D&DH: Were your teammates and coaches supportive of your hunting?
Yeah. Being at Wisconsin, there are a lot of Wisconsin kids and a lot of other kids who hunt as well. I’ve actually taken a couple of my teammates out. I have one teammate who’s from Fort Lauderdale, Fla. I took him out I think two years ago here. He took hunter’s safety and everything. He loved archery too. He was able to shoot his first doe. Another teammate is from Chicago. I took him out last year. With the mentor program they’ve got in Wisconsin, he was able to shoot a nice buck. There are a whole bunch of other guys that want me to take them trap and skeet shooting. A lot of guys who have never experienced it are interested in it, and I have a good time taking them out and introducing them to it just because I know how much it means to me. I think they’ve definitely been supportive, almost more than supportive. They’ve almost wanted to join in.
D&DH: You had a pretty great year with Russell Wilson at quarterback in 2011. I think you had eight touchdowns that year. What was it like playing with him?
Russell is just a great player. He’s a great person off the field. He’s everything you want at quarterback for your program. Working with him was phenomenal. You got to see the work ethic and the drive that he has. That’s why he’s successful and where he is now. I think a lot of people at Wisconsin knew he was going to be a good quarterback in the NFL. A lot of guys kind of rode him down right away. His work ethic is unbelievable. You can learn a lot from him about life in general and how to handle your business and become successful. It was definitely an honor to play with him for a year, and hopefully one day I can play alongside him again.
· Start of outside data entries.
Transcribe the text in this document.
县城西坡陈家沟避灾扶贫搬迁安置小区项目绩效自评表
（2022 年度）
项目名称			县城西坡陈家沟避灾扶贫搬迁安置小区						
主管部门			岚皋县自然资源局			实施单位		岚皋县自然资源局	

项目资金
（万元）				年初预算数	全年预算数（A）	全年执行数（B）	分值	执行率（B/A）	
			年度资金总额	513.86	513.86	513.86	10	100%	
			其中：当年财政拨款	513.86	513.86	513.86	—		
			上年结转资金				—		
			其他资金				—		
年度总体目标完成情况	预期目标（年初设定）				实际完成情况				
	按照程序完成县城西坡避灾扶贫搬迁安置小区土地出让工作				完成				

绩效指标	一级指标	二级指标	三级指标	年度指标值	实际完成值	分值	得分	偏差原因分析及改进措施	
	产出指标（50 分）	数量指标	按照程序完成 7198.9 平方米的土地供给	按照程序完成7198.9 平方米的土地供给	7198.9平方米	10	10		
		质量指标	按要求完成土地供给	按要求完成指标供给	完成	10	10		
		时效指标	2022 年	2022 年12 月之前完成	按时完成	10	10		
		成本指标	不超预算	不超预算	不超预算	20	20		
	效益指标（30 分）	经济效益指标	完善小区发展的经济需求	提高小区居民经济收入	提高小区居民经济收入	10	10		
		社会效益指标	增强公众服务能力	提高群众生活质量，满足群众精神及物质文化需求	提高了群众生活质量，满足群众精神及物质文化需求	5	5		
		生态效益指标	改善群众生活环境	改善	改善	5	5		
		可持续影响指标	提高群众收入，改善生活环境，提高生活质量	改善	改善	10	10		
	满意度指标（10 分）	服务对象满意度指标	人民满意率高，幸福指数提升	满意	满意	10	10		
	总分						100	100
D&DH: So you weren’t as surprised as some others at his NFL success?
No, I wasn’t at all. When I saw him get drafted by Seattle and got to see the other quarterbacks he was going to be competing with, there wasn’t a doubt in my mind that he was going to win that starting job.
D&DH: You finished your college career with the most touchdown receptions ever by a Wisconsin tight end, a school known for producing NFL tight ends. What did it mean for you to reach that mark?
Honestly, I keep hearing about it, but I didn’t even know I did it. Honestly, I’m really honored to be able to do that. My time here at Wisconsin, I’ve got to learn from a lot of great tight ends. They’ve taught me so much about how to play the game and how to do things right. I have to give a lot of credit to them. I came in probably one of the most raw tight ends. I had to change everything about my technique, everything about my style of play. A lot of those guys, like Garrett Graham (of the Houston Texans) and Lance Kendricks (of the St. Louis Rams), I watched a lot of film on them and Owen Daniels (of the Baltimore Ravens) and Travis Beckum (of the Seattle Seahawks). Those guys taught me so much about how to be successful in college that I owe that record to them especially.
D&DH: Is there some pressure to carry on that Badger tight end tradition in the NFL?
Yeah, I think so. Those guys have all gone on to have very successful careers in the NFL. If you look back through the years, there’s almost been a tight end every going to the NFL from Wisconsin. If I’d be able to go in and even have some of the success that those guys have had, I’d feel like I would have had a successful career.